除非,有东西在为它“修正”航道,甚至“扰乱”了天机!
所有人的目光,都不约而同地投向了弈星。
老人此刻正死死地盯着面前的星辰棋盘。
那片由光点构成的棋盘上,此刻正笼罩着一团挥之不去的迷雾,无论他如何推演,都无法看清迷雾之下的棋子走向。
“噗。”
弈星的脸色猛地一白,一缕鲜血从嘴角溢出。
他抬起头,苍老的眼中第一次出现了些许动摇与凝重,缓缓吐出四个字。
“天机……被扰。”
天机被扰,意味着有未知的力量,干扰了弈星的预言和推演。
紫瞳那双紫色的眼眸中寒光一闪,周身的气息变得无比锋利。
镇岳抱着巨剑的手臂上,青筋根根贲起,如盘虬的岩龙。
陈莽静静地看着屏幕上那头庞大的腐鲸,没有说话。
那股消失了一个月的,若有若无的违和感,在“天机被扰”四个字出口的瞬间,再次浮现在他的心头。
他没有证据,但他野兽般的直觉告诉他,有什么东西,就藏在这座堡垒的阴影里,正带着恶意的笑容,欣赏着他们此刻的惊慌失措。

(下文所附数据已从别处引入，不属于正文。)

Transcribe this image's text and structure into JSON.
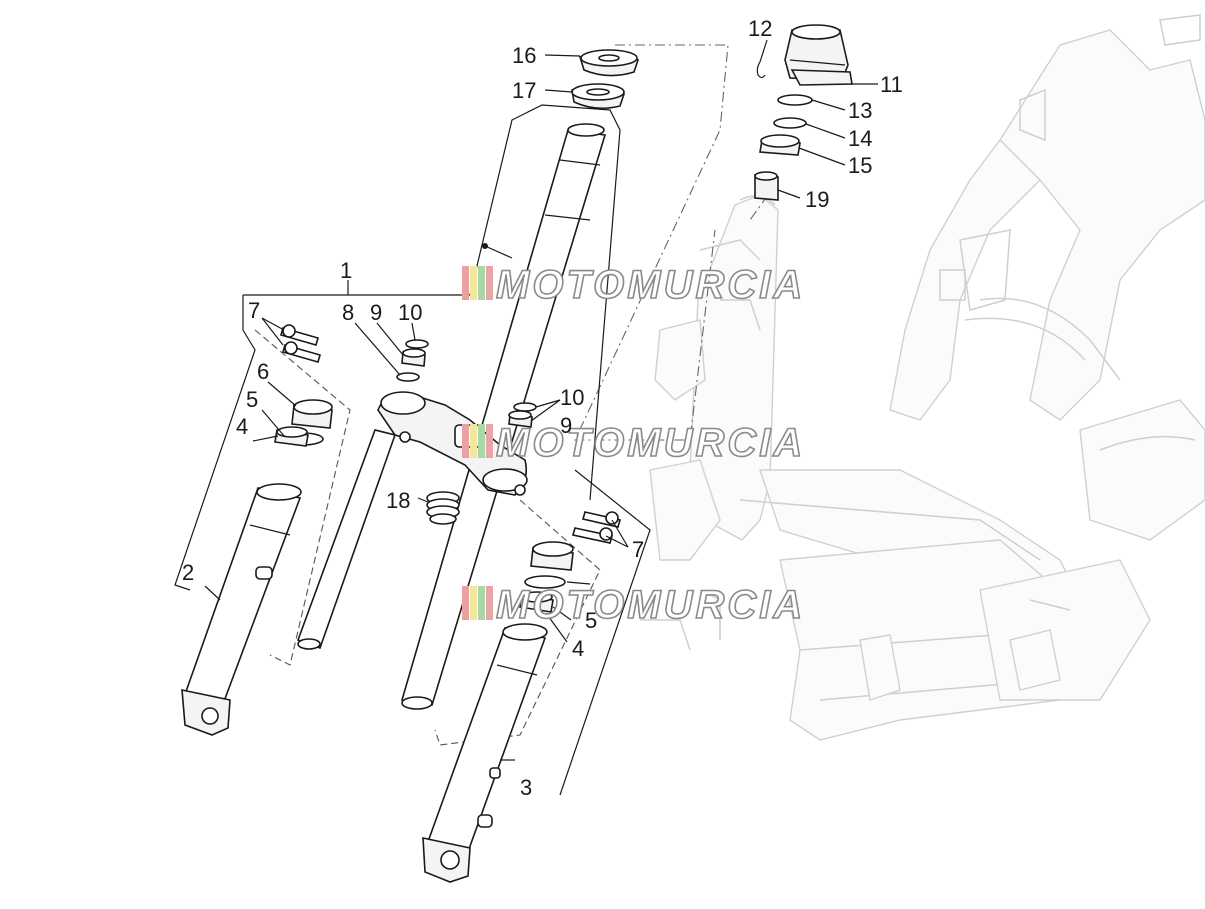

炎帝最先反应过来,他一拳砸在指挥台上,发出沉闷的巨响,“紫瞳,能狙杀吗?”
紫瞳摇了摇头,声音清冷而干脆:“距离太远,它的腐化力场会严重偏折我的攻击。我最多能射伤它,减缓它的速度,但无法在撞击前击杀。”
“我去。”
一个平静的声音,突兀地在大厅中响起。
众人齐齐转头,看向了声音的来源。
陈莽。
他从始至终都只是看着屏幕,此刻终于开口。
他的表情没有丝毫变化,既没有面对战略级生物的恐惧,也没有临危受命的悲壮。
炎帝皱眉,“陈莽,这东西非同小可,而且情况诡异,你一个人……”
“我去。”陈莽重复了一遍,打断了炎帝的话。
他转过头,看着炎帝,又扫了一眼其他人,语气依旧平淡。
“你们守家,我去把它处理了。”
炎帝看着陈莽那双平静无波的眼睛,到了嘴边的劝阻,又咽了回去。
“好!”炎帝重重点头,眼中闪过决然,“去吧!务必小心,这件事不对劲!”
陈莽点了点头,没再多说一个字,转身便朝着大厅外走去。
他的背影,在猩红的警报灯光下拉得很长,孤单,却又无比坚定。
在他转身的瞬间,弈星看着棋盘上的迷雾,伸出沾着血迹的手指,在那团迷雾的中央,重重地落下了一枚新的棋子。
一枚纯黑色的,不属于棋盘规则的棋子。
“变数已至……是破局,还是……同归于尽?”
老人低声喃语,无人听清。
下一秒,一道肉眼难以捕捉的流光,从天穹堡垒中一闪而出,没有丝毫犹豫,径直冲向了那片宇宙深处,那头正带来毁灭与绝望的庞然大物。